Ils continuèrent ainsi leur ascension vers le temple de la Balance. Ce dernier avait d'ailleurs une forme un peu spéciale. Il n'était pas vraiment rond, mais pas vraiment carré non plus. Le toit avait un style assez asiatique. Avant d'entrer, Francisca lui précisa de ne pas être surprise par l'inoccupation de la septième maison, le dernier chevalier de la Balance ayant été nommé Grand Pope, le poste était depuis vacant. Ils traversèrent ainsi l'habitat. Elara remarqua qu'une bonne couche de poussière s'étalait sur le peu de meubles présents. Se tournant vers le Taureau, elle demanda.

- Mais... où est l'armure de la Balance ? Elle devrait être là non ?

- Eh bien, le fait est que l'armure de la Balance à... Tout bonnement disparu il y a quelques années sans que l'on ne sache pourquoi ni comment. C'est pour cela qu'il n'y a pas de chevalier de la Balance malgré l'approche de la Guerre Sainte. De nombreux chevaliers ont été envoyés à la recherche de cette Cloth disparue, mais tous sont revenus bredouilles. L'armure du septième gardien a tout bonnement disparu de la surface de la Terre ou ne veut pas être retrouvé.

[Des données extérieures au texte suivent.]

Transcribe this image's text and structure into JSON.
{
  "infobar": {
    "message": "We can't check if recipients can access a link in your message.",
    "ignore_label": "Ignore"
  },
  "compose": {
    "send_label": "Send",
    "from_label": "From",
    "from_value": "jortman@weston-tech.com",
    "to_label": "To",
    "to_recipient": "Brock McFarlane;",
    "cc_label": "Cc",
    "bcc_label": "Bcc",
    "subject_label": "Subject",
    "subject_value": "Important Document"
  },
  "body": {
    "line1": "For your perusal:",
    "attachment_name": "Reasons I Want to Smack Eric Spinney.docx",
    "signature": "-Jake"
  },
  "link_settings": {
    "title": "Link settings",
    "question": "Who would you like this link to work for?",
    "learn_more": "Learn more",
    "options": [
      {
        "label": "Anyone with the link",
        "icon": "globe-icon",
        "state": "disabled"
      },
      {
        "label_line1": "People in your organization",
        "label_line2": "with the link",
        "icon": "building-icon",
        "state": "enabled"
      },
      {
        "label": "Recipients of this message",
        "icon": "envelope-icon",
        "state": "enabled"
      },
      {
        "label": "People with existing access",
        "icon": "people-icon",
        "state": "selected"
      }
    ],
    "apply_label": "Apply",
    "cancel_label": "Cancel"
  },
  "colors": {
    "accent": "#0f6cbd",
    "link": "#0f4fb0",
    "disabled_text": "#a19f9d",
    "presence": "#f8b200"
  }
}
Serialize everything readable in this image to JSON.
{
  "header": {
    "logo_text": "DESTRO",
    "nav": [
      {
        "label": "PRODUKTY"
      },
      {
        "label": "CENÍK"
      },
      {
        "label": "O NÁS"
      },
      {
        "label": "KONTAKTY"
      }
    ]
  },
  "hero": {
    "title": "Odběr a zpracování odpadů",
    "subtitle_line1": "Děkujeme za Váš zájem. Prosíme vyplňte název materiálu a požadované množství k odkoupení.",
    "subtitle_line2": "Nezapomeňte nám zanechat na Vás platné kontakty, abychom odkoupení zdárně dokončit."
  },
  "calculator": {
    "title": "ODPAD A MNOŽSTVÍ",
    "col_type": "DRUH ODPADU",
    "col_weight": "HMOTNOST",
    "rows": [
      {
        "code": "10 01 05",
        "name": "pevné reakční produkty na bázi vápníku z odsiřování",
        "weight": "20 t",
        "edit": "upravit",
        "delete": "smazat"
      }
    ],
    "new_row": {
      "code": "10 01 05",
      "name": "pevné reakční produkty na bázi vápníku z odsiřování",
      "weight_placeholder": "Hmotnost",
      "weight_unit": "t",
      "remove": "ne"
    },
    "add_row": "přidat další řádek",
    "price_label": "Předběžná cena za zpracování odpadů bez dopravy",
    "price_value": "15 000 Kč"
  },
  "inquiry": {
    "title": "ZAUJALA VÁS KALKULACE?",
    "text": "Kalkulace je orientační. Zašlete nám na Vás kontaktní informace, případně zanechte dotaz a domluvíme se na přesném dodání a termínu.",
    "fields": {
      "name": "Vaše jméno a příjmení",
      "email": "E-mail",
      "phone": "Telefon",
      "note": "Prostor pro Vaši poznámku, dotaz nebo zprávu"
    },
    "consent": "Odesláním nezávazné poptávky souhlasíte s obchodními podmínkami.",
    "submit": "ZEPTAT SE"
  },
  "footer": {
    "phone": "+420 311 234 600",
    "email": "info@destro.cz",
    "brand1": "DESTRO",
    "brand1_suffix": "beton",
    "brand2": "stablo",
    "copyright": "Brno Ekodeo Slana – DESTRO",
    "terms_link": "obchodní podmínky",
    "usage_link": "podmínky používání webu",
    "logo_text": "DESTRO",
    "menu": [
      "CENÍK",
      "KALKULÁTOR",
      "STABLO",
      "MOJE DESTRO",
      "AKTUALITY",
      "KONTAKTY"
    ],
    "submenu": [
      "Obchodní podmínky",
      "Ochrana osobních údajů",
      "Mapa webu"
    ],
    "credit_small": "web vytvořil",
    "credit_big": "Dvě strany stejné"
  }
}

C'est sur ces belles paroles qu'ils se dirigèrent vers le huitième temple, celui du Scorpion, typiquement grec. Le toit tenait, soutenu par des colonnes de part et d'autre de l'entrée. Au-dessus de ces dernières, était sculpté dans le marbre un majestueux scorpion, symbole du gardien des lieux. Lorsqu'ils entrèrent dans le temple du Scorpion, ils furent surpris d'y trouver deux chevaliers. Francisca les présenta comme étant Krest, le chevalier du Verseau et Adonis, chevalier du Scorpion en fonction. Le premier était assez jeune, Elara ne lui donnait pas plus de seize ans. Néanmoins, il dégageait une aura particulière, comme si un froid anormal s'étendait tout autour de lui. Ses cheveux presque bruns étaient d'ailleurs parsemés de flocons ce qui fit sourire l'enfant dont la seule envie à présent était de secouer cette chevelure pour les chasser. Ses yeux d'un vert feuille n'étaient cependant pas très expressifs. Pour ce qui était du Scorpion, il fit assez peur à l'enfant dès son entrée dans son temple. En effet, son sourire sadique ne le quittait pas et les ongles de ses deux index étaient peints en rouge et semblaient anormalement pointus et longs. Ces cheveux, eux, étaient attachés une tresse grossière à l'arrière et étaient plutôt longs. Ils étaient d'un rouge pourpre puissant. Quant à ses yeux, ils étaient rouge carmin et brillaient d'une étincelle de sadisme qui fit frissonner Elara. Alors qu'ils partaient vers le temple suivant après avoir salué les deux chevaliers, elle aperçut la main d'Adonis dériver lentement vers le bas du dos de Krest et continuer ensuite sa descente. Elle ne comprit pas vraiment ce geste, étant encore trop jeune, et n'osa pas le demander tout de suite à Francisca.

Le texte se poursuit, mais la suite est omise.